Los ángeles entraron en pánico, pero pronto retornaron a la calma. Estaban muy seguros de no haberse equivocado.
- Señor, nosotros seguimos al pié de la letra sus indicaciones – subrayó el más prudente de la dupla.
Como en un gesto de sosegada cólera, Dios giró sobre sus pasos e ingresó a los Santos Aposentos. Minutos después, cargado de papeles y con gesto arrepentido, regresó junto a sus emisarios.
- Tenían razón – admitió a modo de disculpa –. Yo les di mal la dirección.
Los ángeles, en cuya mirada solía brillar la calma de lo imperecedero, sintieron cómo el oleaje de un océano tormentoso rompía contra el muelle de sus párpados. El peor de los azotes golpeaba su espíritu con esa confesión, pues como buenos ángeles que eran, lo único que tenían por seguro era la perfección de Dios.
- Señor, con todo respeto: ¿cómo puede ser eso posible? – preguntó uno de ellos (el más valiente) con un leve temblor en la comisura de su labio superior.

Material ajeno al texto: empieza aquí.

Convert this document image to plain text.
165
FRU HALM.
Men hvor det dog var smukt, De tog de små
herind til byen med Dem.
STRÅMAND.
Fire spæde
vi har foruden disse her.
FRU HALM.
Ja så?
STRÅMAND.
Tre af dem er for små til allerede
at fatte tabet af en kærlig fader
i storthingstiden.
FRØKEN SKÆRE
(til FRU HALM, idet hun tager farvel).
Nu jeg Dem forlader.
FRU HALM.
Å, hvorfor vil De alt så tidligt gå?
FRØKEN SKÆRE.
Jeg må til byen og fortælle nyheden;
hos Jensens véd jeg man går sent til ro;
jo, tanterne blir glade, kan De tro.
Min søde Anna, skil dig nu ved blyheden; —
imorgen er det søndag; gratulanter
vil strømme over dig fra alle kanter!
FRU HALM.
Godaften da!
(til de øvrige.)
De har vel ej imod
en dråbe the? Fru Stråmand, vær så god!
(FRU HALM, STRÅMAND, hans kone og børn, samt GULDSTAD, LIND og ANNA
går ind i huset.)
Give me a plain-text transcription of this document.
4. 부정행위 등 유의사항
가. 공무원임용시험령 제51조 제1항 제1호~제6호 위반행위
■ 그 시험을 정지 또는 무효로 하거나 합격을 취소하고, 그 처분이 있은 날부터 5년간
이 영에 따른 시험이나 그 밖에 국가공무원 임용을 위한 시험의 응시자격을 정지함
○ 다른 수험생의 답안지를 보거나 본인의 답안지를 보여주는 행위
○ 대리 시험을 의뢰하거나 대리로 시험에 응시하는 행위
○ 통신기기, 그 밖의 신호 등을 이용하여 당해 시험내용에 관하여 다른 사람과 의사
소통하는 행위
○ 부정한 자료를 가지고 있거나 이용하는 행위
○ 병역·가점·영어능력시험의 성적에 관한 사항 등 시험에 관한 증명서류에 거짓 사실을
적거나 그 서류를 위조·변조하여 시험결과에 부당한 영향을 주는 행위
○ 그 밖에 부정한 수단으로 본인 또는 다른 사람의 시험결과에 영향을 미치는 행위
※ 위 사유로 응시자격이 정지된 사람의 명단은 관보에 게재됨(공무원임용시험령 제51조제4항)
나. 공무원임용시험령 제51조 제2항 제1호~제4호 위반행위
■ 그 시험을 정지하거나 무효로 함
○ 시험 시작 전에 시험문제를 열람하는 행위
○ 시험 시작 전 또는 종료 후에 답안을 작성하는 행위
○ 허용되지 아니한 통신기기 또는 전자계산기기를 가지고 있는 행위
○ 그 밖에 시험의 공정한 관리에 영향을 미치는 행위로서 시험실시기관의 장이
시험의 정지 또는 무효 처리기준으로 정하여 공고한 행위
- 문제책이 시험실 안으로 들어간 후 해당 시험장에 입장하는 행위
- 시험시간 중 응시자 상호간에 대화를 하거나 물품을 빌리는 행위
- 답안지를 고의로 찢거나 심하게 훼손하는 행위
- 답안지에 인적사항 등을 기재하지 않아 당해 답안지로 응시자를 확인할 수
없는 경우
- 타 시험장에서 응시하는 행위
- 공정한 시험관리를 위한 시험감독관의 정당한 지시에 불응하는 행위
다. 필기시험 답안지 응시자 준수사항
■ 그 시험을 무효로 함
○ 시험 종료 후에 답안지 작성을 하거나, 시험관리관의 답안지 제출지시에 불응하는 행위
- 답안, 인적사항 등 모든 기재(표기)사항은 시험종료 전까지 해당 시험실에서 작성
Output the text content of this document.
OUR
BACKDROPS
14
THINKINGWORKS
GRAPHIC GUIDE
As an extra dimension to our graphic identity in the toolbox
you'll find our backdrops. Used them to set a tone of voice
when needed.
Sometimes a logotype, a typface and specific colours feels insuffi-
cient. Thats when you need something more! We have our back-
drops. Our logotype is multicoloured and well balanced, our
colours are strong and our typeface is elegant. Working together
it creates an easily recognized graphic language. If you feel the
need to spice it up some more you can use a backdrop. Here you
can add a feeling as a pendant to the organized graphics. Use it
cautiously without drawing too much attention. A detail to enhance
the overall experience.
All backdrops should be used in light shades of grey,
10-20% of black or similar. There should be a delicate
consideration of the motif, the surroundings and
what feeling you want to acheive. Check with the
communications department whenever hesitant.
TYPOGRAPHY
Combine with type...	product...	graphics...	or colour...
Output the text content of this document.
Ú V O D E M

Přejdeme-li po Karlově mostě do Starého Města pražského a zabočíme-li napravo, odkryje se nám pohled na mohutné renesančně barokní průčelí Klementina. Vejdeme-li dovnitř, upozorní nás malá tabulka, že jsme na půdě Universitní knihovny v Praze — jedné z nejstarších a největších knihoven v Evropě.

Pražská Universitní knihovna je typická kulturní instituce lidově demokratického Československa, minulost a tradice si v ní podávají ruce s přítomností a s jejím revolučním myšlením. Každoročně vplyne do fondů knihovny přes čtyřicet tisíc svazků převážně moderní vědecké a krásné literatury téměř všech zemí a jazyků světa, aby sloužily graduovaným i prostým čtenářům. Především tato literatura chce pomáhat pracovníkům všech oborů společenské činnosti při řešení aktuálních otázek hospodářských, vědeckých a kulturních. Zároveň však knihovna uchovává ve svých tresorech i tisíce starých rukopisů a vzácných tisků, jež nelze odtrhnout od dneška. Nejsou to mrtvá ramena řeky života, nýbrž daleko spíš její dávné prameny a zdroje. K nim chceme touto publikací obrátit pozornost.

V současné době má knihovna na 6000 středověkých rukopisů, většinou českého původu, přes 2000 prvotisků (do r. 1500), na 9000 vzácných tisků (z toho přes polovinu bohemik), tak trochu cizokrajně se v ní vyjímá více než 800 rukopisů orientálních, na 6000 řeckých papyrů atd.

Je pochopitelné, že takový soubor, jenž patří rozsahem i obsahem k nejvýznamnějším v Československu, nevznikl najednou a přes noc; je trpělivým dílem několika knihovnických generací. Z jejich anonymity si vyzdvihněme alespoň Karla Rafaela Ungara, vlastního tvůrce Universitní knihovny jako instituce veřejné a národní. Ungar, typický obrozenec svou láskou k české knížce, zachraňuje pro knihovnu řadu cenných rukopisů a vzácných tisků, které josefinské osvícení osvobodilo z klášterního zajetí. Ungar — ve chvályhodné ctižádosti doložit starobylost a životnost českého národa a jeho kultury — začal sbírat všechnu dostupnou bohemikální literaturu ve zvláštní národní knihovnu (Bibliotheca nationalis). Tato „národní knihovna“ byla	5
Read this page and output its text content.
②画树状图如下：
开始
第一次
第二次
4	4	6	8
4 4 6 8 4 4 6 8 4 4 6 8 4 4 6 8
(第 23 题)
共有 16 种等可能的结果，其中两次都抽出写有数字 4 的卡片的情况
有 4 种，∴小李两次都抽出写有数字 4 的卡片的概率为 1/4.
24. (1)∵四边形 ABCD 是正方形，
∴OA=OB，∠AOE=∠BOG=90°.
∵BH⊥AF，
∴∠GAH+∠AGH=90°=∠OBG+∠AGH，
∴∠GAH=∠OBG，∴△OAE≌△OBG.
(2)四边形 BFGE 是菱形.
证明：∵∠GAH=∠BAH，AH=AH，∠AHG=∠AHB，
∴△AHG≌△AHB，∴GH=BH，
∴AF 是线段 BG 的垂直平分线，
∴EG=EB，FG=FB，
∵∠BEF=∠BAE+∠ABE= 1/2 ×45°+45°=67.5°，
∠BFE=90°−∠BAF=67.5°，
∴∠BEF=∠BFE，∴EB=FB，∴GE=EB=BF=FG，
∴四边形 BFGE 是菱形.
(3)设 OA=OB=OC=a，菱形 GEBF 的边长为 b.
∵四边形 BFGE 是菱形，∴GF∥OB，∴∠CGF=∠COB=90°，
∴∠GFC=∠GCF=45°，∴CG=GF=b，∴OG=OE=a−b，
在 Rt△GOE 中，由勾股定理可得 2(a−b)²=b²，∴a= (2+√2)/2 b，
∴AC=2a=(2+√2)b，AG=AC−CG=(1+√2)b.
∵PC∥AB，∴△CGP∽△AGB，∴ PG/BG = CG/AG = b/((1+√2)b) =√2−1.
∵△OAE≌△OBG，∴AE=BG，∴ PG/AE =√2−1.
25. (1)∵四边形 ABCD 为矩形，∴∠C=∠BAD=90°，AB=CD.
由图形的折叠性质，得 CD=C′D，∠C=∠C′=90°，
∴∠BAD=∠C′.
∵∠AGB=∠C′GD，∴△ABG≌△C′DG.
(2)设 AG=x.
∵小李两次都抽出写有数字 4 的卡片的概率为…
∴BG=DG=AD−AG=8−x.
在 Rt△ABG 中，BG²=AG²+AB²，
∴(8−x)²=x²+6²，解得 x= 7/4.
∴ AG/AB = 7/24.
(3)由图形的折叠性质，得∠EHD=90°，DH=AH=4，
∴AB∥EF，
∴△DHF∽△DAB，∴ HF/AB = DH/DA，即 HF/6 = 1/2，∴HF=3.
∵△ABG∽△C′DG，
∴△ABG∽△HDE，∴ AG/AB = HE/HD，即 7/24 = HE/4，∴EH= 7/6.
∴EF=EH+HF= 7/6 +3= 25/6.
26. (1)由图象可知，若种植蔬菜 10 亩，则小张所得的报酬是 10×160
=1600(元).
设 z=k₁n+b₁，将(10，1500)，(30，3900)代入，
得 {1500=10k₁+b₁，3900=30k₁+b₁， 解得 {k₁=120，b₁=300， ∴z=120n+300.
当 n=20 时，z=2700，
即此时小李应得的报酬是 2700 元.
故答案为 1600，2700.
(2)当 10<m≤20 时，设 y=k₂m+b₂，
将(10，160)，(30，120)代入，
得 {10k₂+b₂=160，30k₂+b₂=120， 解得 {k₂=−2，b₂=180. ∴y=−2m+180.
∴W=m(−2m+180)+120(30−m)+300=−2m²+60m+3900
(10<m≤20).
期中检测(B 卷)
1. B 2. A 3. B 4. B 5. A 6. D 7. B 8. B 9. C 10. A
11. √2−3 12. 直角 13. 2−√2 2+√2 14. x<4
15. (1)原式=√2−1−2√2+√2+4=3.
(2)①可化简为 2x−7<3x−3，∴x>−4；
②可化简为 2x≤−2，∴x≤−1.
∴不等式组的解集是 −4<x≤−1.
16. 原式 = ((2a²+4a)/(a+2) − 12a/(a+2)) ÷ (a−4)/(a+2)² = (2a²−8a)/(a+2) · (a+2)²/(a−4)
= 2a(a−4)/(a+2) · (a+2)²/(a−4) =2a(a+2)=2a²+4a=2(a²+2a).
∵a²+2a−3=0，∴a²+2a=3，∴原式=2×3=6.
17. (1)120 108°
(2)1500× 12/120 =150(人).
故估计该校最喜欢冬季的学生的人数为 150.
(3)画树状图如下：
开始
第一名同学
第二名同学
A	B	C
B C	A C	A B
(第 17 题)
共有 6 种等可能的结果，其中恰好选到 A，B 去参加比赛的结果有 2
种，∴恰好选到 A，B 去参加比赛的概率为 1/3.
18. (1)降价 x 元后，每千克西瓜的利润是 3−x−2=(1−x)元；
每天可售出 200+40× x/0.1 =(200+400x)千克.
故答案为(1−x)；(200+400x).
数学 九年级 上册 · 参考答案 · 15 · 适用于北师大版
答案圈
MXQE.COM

- No sé, se habrá traspapelado supongo… – respondió Dios, llevando al terreno de lo cotidiano una pregunta de interés trascendental.
Los ángeles, en su feroz aturdimiento, ofrecieron perentoriamente sus servicios. Volverían a la Tierra para enmendar aquel divino error, pero Dios los persuadió de lo contrario.
- Que un alquimista obtenga el don de la vida eterna es un inmenso logro individual, pero que un hombre común sepa cómo administrarla es un examen que pone a prueba toda la raza humana. Mejor, déjenlo así como está - les indicó.
Los ángeles hicieron una reverencia y se marcharon. Habían aprendido que Dios no es Dios por ser perfecto, sino por ser brillante en el error.